Foto: http://kanalsatu.com/images/20140901-215737_67.jpeg |
Butet Manurung yang memiliki nama
lengkap Saur Marlina Manurung lahir di Jakarta pada 21 Februari 1972 dari
seorang ibu bernama Tiur Samosir. Ayahnya yang bernama Victor Manurung berasal
dari keluarga miskin di dekat danau Samosir, namun berkat perjuangannya kini
menempati posisi tinggi di Departemen Tenaga Kerja dan Transmigrasi. Perempuan
berdarah Batak tersebut merupakan sulung dari empat bersaudara. Saat masih
kecil mengikuti ayahnya tinggal di Belgia dan Belanda selama 4 (empat) tahun.

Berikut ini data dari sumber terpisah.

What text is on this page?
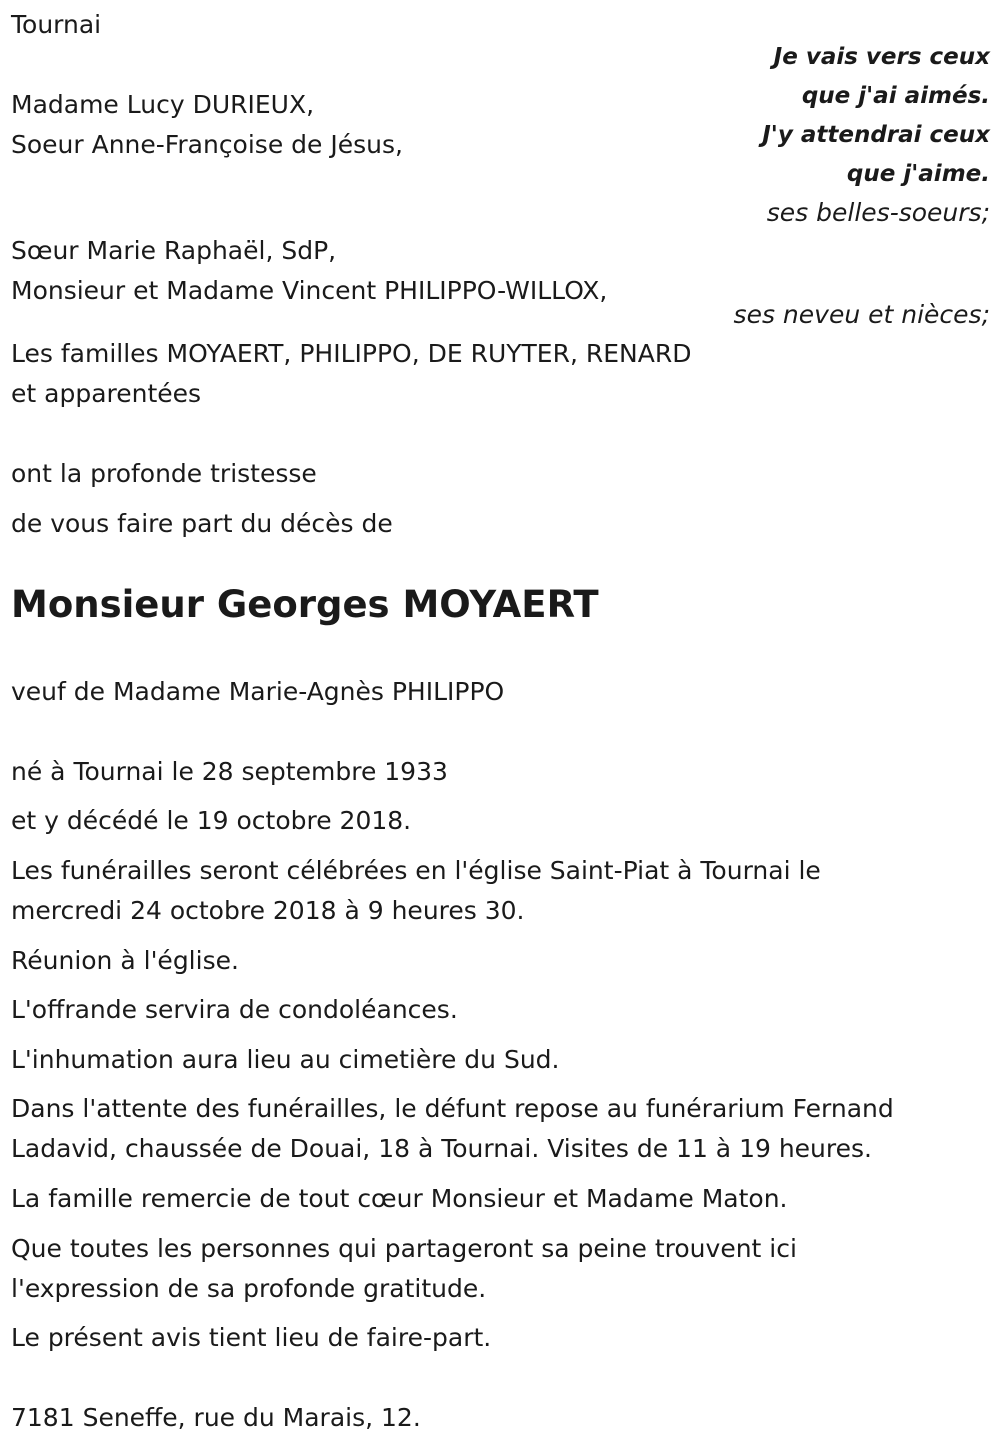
Tournai

Je vais vers ceux
que j'ai aimés.
J'y attendrai ceux
que j'aime.

Madame Lucy DURIEUX,

Soeur Anne-Françoise de Jésus,

ses belles-soeurs;

Sœur Marie Raphaël, SdP,

Monsieur et Madame Vincent PHILIPPO-WILLOX,

ses neveu et nièces;

Les familles MOYAERT, PHILIPPO, DE RUYTER, RENARD

et apparentées

ont la profonde tristesse

de vous faire part du décès de

Monsieur Georges MOYAERT

veuf de Madame Marie-Agnès PHILIPPO

né à Tournai le 28 septembre 1933

et y décédé le 19 octobre 2018.

Les funérailles seront célébrées en l'église Saint-Piat à Tournai le

mercredi 24 octobre 2018 à 9 heures 30.

Réunion à l'église.

L'offrande servira de condoléances.

L'inhumation aura lieu au cimetière du Sud.

Dans l'attente des funérailles, le défunt repose au funérarium Fernand

Ladavid, chaussée de Douai, 18 à Tournai. Visites de 11 à 19 heures.

La famille remercie de tout cœur Monsieur et Madame Maton.

Que toutes les personnes qui partageront sa peine trouvent ici

l'expression de sa profonde gratitude.

Le présent avis tient lieu de faire-part.

7181 Seneffe, rue du Marais, 12.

Butet Manurung sangat dekat dengan ayahnya. Saat kecil, ia bercit-cita ingin
menjadi dokter di Papua karena ingin mengabdikan hidupnya untuk menolong orang.
Ia sangat cinta pada olah raga karate, suka menulis puisi dan cerpen. Ia juga berhasil memenangkan berbagai
perlombaan lari jarak dekat tingkat provinsi di DKI Jakarta.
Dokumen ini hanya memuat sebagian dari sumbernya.